Artificial Neural Networks have provided promising solutions to problems we once thought impossible to address. Artificial Intelligence and Deep Learning models are widely used in almost every sector in today’s time.
With the growing complexity of real-time problems, the size of the neural networks is growing as well. Many present neural networks have trillions of neural weights, also known as parameters. This increasing scale presents unique problems for the hardware and software used to develop such neural networks. Today, clusters of graphics processors require acres of space, megawatts of electricity, and dedicated staff to run models that are only a tenth of that size.
Recently, Cerebras Systems released the world’s first multi-million core AI cluster architecture. Cerebras Systems is a leading innovator in developing computer solutions for complex AI and DL applications. Their new technology handles neural networks with up to an astonishing 120 trillion parameters, approximately the number of synapses in the human brain.
They address the most fundamental challenges using a holistic systems approach for extreme scale. The proposed architecture’s foundations are built upon the second-generation Cerebras Wafer-Scale Engine (WSE-2), the largest chip ever made, the fastest AI processor, and a vital part of the CS-2 system. Purpose-built for AI work, the 7nm-based WSE-2 delivers a massive leap forward for AI computing.
Neural networks use memory differently for different components of model computation. Therefore, they planned to design a purpose-built solution for each type of memory and each type of compute that the neural network needs. As a result, this would not only untangle them but also simplify the entire scaling problem.
The new execution mode named “weight streaming” allows independent scaling of the model size and the training speed and offers great flexibility. A single CS-2 system can support models up to 120 trillion parameters. Up to 192 systems are be clustered with near-linear performance scaling to speed up training.
MemoryX : Enabling Hundred-Trillion Parameter Models
In addition to this, they introduce MemoryX, a new memory extension technology that stores model weights and streams them onto the CS-2 systems as needed to calculate each layer of the network, one layer at a time. It includes both weight storage and the intelligence to accurately schedule and perform weight updates in order to avoid dependence bottlenecks. MemoryX’s architecture is flexible, allowing for configurations ranging from 4TB to 2.4PB with parameter sizes ranging from 200 billion to 120 trillion. The gradients are transmitted back to the MemoryX on the backward pass, where the weight update is executed in time to be used for the next round of training.
SwarmX : Providing Bigger, More Efficient Clusters
They introduce SwarmX; an interconnect fabric technology that allows them to expand the number of CS-2 devices near-linearly for extreme-scale models in this topology. This means that 10 CS-2 systems will achieve the same solution ten times faster than a single CS-2 system.
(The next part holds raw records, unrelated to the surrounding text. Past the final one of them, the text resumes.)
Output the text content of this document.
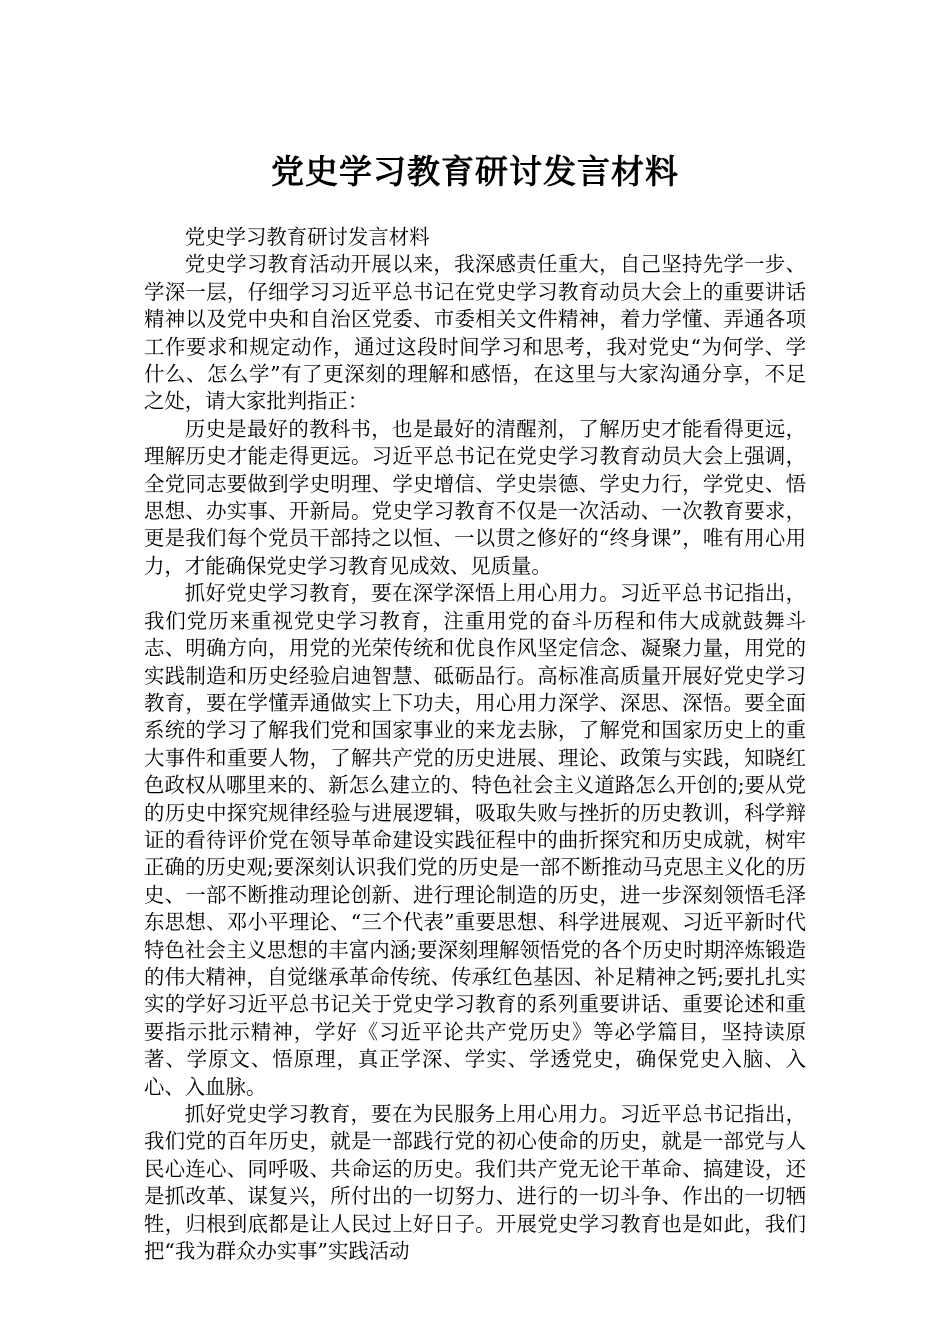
党史学习教育研讨发言材料

党史学习教育研讨发言材料

党史学习教育活动开展以来，我深感责任重大，自己坚持先学一步、学深一层，仔细学习习近平总书记在党史学习教育动员大会上的重要讲话精神以及党中央和自治区党委、市委相关文件精神，着力学懂、弄通各项工作要求和规定动作，通过这段时间学习和思考，我对党史“为何学、学什么、怎么学”有了更深刻的理解和感悟，在这里与大家沟通分享，不足之处，请大家批判指正：

历史是最好的教科书，也是最好的清醒剂，了解历史才能看得更远，理解历史才能走得更远。习近平总书记在党史学习教育动员大会上强调，全党同志要做到学史明理、学史增信、学史崇德、学史力行，学党史、悟思想、办实事、开新局。党史学习教育不仅是一次活动、一次教育要求，更是我们每个党员干部持之以恒、一以贯之修好的“终身课”，唯有用心用力，才能确保党史学习教育见成效、见质量。

抓好党史学习教育，要在深学深悟上用心用力。习近平总书记指出，我们党历来重视党史学习教育，注重用党的奋斗历程和伟大成就鼓舞斗志、明确方向，用党的光荣传统和优良作风坚定信念、凝聚力量，用党的实践制造和历史经验启迪智慧、砥砺品行。高标准高质量开展好党史学习教育，要在学懂弄通做实上下功夫，用心用力深学、深思、深悟。要全面系统的学习了解我们党和国家事业的来龙去脉，了解党和国家历史上的重大事件和重要人物，了解共产党的历史进展、理论、政策与实践，知晓红色政权从哪里来的、新怎么建立的、特色社会主义道路怎么开创的;要从党的历史中探究规律经验与进展逻辑，吸取失败与挫折的历史教训，科学辩证的看待评价党在领导革命建设实践征程中的曲折探究和历史成就，树牢正确的历史观;要深刻认识我们党的历史是一部不断推动马克思主义化的历史、一部不断推动理论创新、进行理论制造的历史，进一步深刻领悟毛泽东思想、邓小平理论、“三个代表”重要思想、科学进展观、习近平新时代特色社会主义思想的丰富内涵;要深刻理解领悟党的各个历史时期淬炼锻造的伟大精神，自觉继承革命传统、传承红色基因、补足精神之钙;要扎扎实实的学好习近平总书记关于党史学习教育的系列重要讲话、重要论述和重要指示批示精神，学好《习近平论共产党历史》等必学篇目，坚持读原著、学原文、悟原理，真正学深、学实、学透党史，确保党史入脑、入心、入血脉。

抓好党史学习教育，要在为民服务上用心用力。习近平总书记指出，我们党的百年历史，就是一部践行党的初心使命的历史，就是一部党与人民心连心、同呼吸、共命运的历史。我们共产党无论干革命、搞建设，还是抓改革、谋复兴，所付出的一切努力、进行的一切斗争、作出的一切牺牲，归根到底都是让人民过上好日子。开展党史学习教育也是如此，我们把“我为群众办实事”实践活动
The SwarmX fabric was created with weight streaming in mind, allowing for practical concurrent training across CS-2 systems. It employs tree topology to facilitate modular and low-overhead scaling and broadcasts weights to all CS-2 systems while reducing gradients. As a result, the SwarmX fabric takes an active role in the training process.
A single MemoryX unit can target any number of CS-2 computers, and the SwarmX fabric scales independently of MemoryX resources. Because each CS-2 system contains 850,000 AI-optimized cores, the SwarmX fabric can grow from two to 192 systems, allowing for clusters of up to 163 million AI-optimized cores.
Cerebras architecture not only scales capacity and performance, but it also offers massive acceleration for sparse neural networks. The AI community is working hard to develop new sparse models that can achieve the same level of accuracy while using less computing power. Traditional designs cannot accelerate these sparse networks; hence such techniques are essential for reaching extreme-scale in practice. In contrast, The Cerebras hardware employs fine-grained dataflow scheduling to ensure that computations are only triggered when they are needed. This can help in achieving 10X weight sparsity speedup, all while saving electricity.
Cerebras makes huge cluster building as simple as pressing a button by combining weight streaming, MemoryX, and SwarmX technologies. Cerebras doesn’t try to mask distribution complexity with software. Instead, its fundamentally different design eliminates scaling complexity entirely. Because of the WSE-2’s scale, there’s no need to split a neural network’s layers across several CS-2 systems — even multi-trillion parameter models’ layers can be mapped to a single CS-2 system.
With this architecture, researchers can simply compile the neural network mapping for a single CS-2 system. The Cerebras software takes care of the rest of the execution as they scale and eliminates the traditional distributed AI complications of memory partitioning, coordination, and synchronization across multiple small devices.